Edstedt continues, “But something by hand, it’s something no one else is going to have.”

Edstedt says she’d like to be able to make her craft a business in the future.

“One of my [ostrich] eggs sold for an upwards of two grand,” Edstedt says. “There’s a lot of people that can’t afford that. So you have to start thinking and being a bit more creative for what you can make that’s something is going to be a little bit cheaper where the economy can afford it.”

Edstedt says this is also why she likes doing pieces that are useful or meaningful.

“It’s an absolute wonderful feeling when you see something of yours that someone has that they take value in,” Edstedt says. “It’s worth something.”
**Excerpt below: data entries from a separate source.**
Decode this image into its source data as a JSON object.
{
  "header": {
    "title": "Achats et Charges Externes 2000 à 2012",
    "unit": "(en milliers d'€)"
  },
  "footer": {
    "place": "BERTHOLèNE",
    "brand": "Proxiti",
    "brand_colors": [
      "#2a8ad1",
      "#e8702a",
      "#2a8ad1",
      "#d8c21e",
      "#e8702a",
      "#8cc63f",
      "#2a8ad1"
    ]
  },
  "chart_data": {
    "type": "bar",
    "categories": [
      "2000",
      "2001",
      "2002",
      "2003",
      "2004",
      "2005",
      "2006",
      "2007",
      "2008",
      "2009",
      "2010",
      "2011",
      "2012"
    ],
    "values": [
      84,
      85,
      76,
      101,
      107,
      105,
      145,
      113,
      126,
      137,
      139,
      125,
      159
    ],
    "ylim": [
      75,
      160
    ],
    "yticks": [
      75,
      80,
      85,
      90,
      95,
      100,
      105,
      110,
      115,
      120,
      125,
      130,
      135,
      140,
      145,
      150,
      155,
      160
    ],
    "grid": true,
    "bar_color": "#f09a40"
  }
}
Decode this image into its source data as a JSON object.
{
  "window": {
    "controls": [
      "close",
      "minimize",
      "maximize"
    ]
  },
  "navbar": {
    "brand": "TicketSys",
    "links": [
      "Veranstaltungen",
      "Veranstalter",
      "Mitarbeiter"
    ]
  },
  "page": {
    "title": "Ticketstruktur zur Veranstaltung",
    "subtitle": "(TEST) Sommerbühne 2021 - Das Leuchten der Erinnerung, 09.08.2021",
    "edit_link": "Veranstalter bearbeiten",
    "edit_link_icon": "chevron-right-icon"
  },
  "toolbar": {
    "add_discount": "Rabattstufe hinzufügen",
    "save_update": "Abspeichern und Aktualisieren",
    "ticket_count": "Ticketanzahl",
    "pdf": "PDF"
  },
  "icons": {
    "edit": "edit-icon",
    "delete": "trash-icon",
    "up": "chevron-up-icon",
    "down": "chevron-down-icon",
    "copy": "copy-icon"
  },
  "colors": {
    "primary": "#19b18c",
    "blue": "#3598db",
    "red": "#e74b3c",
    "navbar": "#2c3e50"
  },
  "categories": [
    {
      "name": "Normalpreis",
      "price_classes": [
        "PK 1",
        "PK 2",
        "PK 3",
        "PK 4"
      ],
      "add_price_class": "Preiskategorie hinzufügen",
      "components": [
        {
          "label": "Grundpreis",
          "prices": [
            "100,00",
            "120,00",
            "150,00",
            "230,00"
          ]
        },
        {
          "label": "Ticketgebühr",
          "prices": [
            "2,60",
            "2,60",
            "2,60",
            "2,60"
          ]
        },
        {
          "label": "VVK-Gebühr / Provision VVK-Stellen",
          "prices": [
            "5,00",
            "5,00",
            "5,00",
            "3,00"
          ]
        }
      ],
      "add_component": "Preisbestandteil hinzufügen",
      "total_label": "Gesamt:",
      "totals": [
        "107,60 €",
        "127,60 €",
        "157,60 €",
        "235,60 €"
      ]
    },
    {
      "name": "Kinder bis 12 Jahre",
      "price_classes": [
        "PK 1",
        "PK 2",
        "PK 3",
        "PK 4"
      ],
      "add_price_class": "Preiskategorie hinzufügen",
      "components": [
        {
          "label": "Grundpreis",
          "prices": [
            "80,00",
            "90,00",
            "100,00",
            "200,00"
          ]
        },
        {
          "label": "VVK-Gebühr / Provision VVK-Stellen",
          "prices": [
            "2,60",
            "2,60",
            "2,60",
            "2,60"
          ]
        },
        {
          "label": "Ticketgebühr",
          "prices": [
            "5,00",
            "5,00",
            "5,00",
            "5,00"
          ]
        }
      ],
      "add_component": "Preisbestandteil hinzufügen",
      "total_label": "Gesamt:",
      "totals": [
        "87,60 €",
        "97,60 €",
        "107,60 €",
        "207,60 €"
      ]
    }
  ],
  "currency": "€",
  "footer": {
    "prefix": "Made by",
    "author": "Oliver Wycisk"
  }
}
Edstedt also finds worth in teaching others to carve. She’s had the opportunity to teach her craft to children through the non-profit group Court Appointed Special Advocates, which supports children that were victims of abuse or neglect.

“It’s amazing just the whole persona that it gives a person when they realize they can do something that they never thought they could do,” Edstedt says. “It’s pretty cool.”

When Edstedt has questions herself, she reaches out to carvers as part of the local society Ozarks Whittlers & Woodcarving, or she will connect to carvers around the world via social media.

“I’ve been pretty blessed in my life,” Edstedt says. “Things come pretty natural to me. You know I can be shown something once, and I can do it.”

Edstedt, who does not have a storefront, can be found through her website or social media.